Air Conditioning - how it works and how much it costs

How much fuel does air conditioning use?

Using your air conditioning requires power from your engine, and it’s estimated that it uses 2-4hp, depending on the outside temperature. So using your air conditioning, because of the additional strain it puts on the engine to create the process outlined above, does eat a little into your fuel. How much fuel is used varies depending on how modern your vehicle is and how efficient the air conditioning process is, but a number of sources suggest using air con can increase fuel usage by up to 10%.

It’s also estimated that vehicles lose about 10% of the refrigerant gas each year just through natural leakage in the system, so the less gas available means the harder the air conditioning (and ultimately the engine) has to work to cool the inside of your car.

It’s recommended that your air con is regularly serviced by expert technicians, such as at our Bosch Car Service centre in Braintree, Essex, which will help ensure your system runs as efficiently as possible, saving you from using unnecessary fuel.

Using air conditioning all year round

Many of us associate putting the air conditioning on during the spring/summer months to cool the inside of the vehicle, and most then won’t switch the air con back on until the same time the following year. However, it’s recommended that you actually use your air conditioning at regular intervals throughout the year to keep your system in good shape.

One of the reasons is to help reduce the forming of bacteria. Due to the cooling of the gas into a liquid, any residual condensation which is left in the system can become stagnant and form bacteria - which will then be circulated around vehicle the next time the air con is turned on. This can be helped by using your air conditioning regularly throughout the year so there’s less opportunity for liquid to become stagnant.
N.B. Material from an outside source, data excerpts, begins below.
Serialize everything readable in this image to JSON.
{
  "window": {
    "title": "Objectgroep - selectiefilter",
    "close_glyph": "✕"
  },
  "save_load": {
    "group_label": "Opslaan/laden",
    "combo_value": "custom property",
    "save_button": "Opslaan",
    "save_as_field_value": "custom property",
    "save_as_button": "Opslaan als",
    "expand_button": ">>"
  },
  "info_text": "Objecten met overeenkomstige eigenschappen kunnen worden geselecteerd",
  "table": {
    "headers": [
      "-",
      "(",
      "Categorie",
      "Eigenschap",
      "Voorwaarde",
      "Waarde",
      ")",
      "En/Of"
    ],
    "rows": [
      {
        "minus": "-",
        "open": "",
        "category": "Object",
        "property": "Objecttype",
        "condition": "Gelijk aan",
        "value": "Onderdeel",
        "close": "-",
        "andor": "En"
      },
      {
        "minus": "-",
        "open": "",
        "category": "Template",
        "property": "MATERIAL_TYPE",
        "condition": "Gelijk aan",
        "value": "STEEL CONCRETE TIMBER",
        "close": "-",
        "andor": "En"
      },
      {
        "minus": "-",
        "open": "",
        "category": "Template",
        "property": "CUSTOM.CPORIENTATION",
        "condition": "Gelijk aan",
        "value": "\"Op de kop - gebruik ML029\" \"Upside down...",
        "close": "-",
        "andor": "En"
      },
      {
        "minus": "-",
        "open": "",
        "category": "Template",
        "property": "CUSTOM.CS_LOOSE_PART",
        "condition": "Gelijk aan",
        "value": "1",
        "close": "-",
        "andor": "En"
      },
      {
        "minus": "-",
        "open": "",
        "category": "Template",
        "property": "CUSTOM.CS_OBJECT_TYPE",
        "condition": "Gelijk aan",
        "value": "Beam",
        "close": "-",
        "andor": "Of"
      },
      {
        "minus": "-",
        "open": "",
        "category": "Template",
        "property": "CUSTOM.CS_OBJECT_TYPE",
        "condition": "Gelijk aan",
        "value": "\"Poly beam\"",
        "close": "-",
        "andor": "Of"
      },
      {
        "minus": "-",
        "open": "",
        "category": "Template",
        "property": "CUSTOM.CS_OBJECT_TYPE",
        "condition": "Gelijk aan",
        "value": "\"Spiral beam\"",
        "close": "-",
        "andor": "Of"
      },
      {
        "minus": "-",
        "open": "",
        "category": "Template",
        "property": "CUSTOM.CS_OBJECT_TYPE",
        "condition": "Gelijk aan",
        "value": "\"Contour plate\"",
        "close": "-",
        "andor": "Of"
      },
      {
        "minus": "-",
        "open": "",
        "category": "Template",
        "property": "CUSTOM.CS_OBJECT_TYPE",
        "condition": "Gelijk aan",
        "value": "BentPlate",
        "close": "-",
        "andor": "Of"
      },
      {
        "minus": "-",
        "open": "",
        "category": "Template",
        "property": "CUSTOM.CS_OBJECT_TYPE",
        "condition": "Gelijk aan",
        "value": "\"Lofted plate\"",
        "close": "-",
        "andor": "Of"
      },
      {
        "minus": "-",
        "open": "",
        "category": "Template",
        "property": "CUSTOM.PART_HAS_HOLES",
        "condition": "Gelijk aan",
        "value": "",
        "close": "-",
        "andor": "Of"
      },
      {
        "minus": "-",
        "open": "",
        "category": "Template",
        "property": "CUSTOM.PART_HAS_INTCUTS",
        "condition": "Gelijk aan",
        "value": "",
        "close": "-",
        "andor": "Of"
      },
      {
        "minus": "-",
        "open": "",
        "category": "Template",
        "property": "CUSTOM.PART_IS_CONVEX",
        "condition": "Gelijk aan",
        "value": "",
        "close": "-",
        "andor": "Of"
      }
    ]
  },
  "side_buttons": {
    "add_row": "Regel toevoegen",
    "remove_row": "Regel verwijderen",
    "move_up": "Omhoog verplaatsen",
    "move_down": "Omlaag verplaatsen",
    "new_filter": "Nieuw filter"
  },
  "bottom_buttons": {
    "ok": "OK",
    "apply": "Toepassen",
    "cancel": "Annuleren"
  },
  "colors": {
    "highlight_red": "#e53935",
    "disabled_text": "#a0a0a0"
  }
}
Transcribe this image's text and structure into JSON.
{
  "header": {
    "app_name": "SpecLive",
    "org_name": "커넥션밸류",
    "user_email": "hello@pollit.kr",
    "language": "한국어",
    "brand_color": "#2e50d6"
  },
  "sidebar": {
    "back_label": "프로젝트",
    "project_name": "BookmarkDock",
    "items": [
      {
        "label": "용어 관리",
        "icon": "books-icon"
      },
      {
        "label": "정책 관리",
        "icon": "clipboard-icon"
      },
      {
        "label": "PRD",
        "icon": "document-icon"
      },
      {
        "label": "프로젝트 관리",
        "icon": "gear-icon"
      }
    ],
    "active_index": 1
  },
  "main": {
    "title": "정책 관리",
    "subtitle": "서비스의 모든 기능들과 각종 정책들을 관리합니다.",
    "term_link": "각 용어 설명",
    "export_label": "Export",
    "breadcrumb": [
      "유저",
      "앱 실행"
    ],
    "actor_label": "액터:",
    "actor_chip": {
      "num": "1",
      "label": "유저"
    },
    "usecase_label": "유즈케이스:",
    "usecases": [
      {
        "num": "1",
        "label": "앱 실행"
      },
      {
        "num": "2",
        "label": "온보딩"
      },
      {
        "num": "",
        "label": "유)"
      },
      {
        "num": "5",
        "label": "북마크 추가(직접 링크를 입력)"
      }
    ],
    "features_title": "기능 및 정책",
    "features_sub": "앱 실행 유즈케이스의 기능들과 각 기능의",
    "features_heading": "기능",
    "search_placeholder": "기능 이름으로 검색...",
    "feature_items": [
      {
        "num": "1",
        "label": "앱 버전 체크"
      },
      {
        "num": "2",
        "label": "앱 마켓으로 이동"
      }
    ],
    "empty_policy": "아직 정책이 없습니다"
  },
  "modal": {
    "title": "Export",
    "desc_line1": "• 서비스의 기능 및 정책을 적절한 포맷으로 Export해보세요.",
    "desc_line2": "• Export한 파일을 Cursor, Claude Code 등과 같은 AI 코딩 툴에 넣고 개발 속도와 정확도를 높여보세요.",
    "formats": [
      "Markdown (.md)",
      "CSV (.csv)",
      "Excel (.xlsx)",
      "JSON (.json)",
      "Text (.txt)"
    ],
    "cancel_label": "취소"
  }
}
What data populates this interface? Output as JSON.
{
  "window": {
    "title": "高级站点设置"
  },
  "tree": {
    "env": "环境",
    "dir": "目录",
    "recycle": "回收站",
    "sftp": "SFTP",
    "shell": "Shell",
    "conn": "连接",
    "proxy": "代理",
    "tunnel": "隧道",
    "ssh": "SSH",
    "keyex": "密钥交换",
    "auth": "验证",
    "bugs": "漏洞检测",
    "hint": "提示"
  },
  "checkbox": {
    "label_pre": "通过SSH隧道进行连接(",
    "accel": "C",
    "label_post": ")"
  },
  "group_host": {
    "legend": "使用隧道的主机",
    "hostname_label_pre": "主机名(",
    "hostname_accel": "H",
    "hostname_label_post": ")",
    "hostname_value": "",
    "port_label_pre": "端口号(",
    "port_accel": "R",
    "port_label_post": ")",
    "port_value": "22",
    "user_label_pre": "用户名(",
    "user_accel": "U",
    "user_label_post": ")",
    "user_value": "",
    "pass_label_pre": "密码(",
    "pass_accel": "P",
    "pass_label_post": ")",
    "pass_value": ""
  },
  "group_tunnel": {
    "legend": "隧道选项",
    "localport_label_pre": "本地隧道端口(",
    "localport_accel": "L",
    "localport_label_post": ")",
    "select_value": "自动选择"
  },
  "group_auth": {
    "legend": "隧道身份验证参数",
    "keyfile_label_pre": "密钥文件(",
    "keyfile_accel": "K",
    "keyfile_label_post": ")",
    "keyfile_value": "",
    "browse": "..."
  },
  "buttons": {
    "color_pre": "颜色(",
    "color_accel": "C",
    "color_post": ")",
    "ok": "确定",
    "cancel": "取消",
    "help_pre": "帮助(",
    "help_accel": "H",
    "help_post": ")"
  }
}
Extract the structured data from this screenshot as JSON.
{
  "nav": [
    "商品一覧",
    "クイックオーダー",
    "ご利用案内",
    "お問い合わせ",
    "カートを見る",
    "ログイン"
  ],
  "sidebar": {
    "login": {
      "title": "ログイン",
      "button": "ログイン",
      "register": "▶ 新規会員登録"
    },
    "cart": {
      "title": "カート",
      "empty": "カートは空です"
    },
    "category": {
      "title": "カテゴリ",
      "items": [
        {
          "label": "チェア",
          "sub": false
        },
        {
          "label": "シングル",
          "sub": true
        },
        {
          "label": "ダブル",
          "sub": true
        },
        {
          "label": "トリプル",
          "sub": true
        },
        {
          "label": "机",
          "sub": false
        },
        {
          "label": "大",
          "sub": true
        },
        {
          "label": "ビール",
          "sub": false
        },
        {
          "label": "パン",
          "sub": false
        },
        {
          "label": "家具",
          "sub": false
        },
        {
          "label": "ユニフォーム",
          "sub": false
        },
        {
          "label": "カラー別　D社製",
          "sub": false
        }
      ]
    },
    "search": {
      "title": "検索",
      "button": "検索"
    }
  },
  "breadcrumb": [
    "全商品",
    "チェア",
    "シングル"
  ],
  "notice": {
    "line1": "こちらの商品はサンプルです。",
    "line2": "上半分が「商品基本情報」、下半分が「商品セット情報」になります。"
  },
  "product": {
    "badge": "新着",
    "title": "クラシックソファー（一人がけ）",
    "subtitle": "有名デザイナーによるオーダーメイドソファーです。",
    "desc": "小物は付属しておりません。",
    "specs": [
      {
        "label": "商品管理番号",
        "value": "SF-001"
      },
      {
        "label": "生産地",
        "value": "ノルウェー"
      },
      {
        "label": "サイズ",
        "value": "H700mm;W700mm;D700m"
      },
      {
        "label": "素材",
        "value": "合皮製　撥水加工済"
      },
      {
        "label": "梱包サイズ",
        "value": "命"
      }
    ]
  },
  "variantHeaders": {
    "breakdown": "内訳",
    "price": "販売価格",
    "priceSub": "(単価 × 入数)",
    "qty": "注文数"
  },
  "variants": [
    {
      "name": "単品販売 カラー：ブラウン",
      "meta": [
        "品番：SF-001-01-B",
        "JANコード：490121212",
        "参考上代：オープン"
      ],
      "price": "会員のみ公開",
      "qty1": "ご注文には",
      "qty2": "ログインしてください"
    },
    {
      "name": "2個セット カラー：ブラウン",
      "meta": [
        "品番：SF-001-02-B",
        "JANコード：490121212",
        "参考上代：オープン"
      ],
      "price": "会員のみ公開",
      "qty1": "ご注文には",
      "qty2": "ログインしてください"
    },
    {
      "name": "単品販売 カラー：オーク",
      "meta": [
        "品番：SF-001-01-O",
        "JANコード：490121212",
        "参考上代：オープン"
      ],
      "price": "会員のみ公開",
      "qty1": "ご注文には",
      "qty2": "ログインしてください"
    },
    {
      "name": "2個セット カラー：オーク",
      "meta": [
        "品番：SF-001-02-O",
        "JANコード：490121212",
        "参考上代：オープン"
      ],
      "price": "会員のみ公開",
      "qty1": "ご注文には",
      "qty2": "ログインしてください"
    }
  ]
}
If there’s a musty smell coming from your system, it’s a good idea to rectify this with an Air Conditioning Refresh from Quest (see details below).

The second reason is that it’s also possible due to inaction over a long period of time, that the rubber seals which help connect the various parts of the air conditioning system can become hard and brittle and ultimately crack, which is often why it starts to leak gas. You’ll find PAG (Polyalkylene Glycol) oil in your air con system and it’s used to lubricate the moving parts in the compressor, but it also keeps the rubber seals and connections supple. When the air con is turned on, the oil is circulated around the parts to keep them lubricated, but when it’s off, this oil slowly evaporates and then the seals start to dry out.

So turning on your air conditioning regularly throughout the year is really beneficial in keeping your system working as it should.

Maintaining your air conditioning

At Quest Motor Group, we can help with all of your air conditioning needs. To start with, we recommend that every year an Air Conditioning Refresh (£25) is booked, which will kill bacteria residing in your system, and replace any obnoxious smells with a fresh scent of your choice.

Every two years, we recommend a full Air Conditioning Service (£139) is booked. We’ll replace the refrigerant gas so you’re fully topped up again (which means your engine won't need to work so hard to cool you down) and ensure it’s charged as per your manufacturer’s specification, plus we’ll also check all components and pipes to ensure there are no leaks in your system.

By routinely using the above services, you can be confident that your air conditioning system is clean and in tip-top condition, ready to be turned on whenever you need to use it (and try to remember to use it all year round!).